Mauricio Carrera
Esta es la breve descripción de una amistad. Uno cuerdo, el otro mentalmente enfermo. Jonathan Franzen y David Foster Wallace.
A los 46 años, el aburrimiento y la depresión conducen a Foster Wallace a la opción más narcisista de todas: el suicidio. El rey pálido y la broma infinita le alcanzaron en forma de soga alrededor del cuello.
“El suicidio como una especie de regalo”, es el título de uno de sus cuentos.
Franzen, al enterarse de la muerte de su amigo, decidió marchar al lugar más apartado posible, el archipiélago Juan Fernández, a más de doscientos kilómetros de las costas chilenas. Contó sus planes a Karen, la viuda de Foster Wallace.

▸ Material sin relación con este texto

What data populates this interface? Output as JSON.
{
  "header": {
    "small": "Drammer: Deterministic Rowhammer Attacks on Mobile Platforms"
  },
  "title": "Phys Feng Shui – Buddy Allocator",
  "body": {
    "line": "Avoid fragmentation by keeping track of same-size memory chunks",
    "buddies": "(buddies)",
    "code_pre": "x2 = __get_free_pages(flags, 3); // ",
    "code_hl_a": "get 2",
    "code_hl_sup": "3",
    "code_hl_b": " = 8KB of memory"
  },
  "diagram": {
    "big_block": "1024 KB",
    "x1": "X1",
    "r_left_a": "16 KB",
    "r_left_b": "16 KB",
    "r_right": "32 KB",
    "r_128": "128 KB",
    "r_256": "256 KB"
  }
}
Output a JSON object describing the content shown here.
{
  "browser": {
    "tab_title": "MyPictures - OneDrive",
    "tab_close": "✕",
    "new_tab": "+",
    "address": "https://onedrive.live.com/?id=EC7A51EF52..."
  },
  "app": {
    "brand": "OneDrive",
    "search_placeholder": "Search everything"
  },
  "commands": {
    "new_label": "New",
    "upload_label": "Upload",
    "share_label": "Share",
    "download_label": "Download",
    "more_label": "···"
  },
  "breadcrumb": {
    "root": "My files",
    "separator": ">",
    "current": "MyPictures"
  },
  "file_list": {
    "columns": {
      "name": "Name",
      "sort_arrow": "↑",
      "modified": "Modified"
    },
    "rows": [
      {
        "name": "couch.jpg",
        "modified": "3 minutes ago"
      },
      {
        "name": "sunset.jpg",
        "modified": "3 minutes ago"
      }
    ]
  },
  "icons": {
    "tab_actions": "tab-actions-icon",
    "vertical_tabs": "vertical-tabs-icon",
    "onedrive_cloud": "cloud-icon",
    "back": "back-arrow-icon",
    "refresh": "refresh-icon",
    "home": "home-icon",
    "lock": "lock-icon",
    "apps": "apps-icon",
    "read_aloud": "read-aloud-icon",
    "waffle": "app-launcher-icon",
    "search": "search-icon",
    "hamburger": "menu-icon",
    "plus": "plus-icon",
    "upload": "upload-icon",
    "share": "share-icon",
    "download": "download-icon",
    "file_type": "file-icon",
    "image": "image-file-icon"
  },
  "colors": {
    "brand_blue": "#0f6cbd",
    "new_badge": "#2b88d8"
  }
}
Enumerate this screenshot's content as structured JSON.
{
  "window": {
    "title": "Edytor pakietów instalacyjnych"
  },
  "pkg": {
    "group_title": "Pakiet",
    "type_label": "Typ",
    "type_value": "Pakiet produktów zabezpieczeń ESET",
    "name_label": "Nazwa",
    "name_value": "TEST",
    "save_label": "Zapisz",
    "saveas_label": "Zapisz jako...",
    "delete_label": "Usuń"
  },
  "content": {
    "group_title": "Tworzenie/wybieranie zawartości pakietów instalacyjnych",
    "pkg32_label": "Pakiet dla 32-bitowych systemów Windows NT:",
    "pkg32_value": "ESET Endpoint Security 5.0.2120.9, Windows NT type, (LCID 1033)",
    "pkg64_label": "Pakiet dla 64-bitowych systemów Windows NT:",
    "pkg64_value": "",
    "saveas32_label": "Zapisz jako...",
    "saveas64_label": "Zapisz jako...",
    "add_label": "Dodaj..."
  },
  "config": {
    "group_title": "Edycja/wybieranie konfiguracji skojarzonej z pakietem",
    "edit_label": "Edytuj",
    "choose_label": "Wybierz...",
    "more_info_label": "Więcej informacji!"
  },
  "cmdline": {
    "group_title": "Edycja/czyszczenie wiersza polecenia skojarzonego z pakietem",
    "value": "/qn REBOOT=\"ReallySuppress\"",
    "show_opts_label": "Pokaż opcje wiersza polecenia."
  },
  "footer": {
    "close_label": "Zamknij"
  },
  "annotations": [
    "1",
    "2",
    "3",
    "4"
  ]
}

-Lleva sus cenizas y espárcelas por allá –le entregó una urna-. A David le hubiera gustado.
El archipiélago Juan Fernández es donde naufragó Alexander Selkirk, el verdadero Robinson Crusoe. Franzen llevó a una de esas islas, de nombre Más Afuera, el libro de Defoe y se puso a leerlo. “En todas sus páginas nunca se aburre”, concluye. Franzen, además de escritor, es ornitólogo. Aprovecha para buscar un pájaro poco común aunque de nombre vulgar, el rayadito. La isla es inhóspita, arena y piedras, caminos repletos de caca de burro, vientos atroces y tempestuosos, lluvias como paredes de concreto, y ratones, muchos ratones. La soledad es inmensa, un ejercicio extremo de privación de todas las comodidades. Además, el duelo por su amigo muerto. Lloró a la hora de abrir la urna y tirar las cenizas.
-Unos fragmentos de hueso grisáceo cayeron ante mí, pero el polvo voló hasta confundirse con la bóveda celeste y el mar.
Fue un raro momento de tristeza y enojo. Una rara mezcla de infierno y belleza celestial. Franzen rabió por el amigo que había decidido marcharse dejando en el desconsuelo a quienes lo querían, pero reconoció que para no caer en la desesperación del suicidio es necesario la aceptación de todo lo que sucede, por más gozo o desconsuelo que nos provoquen.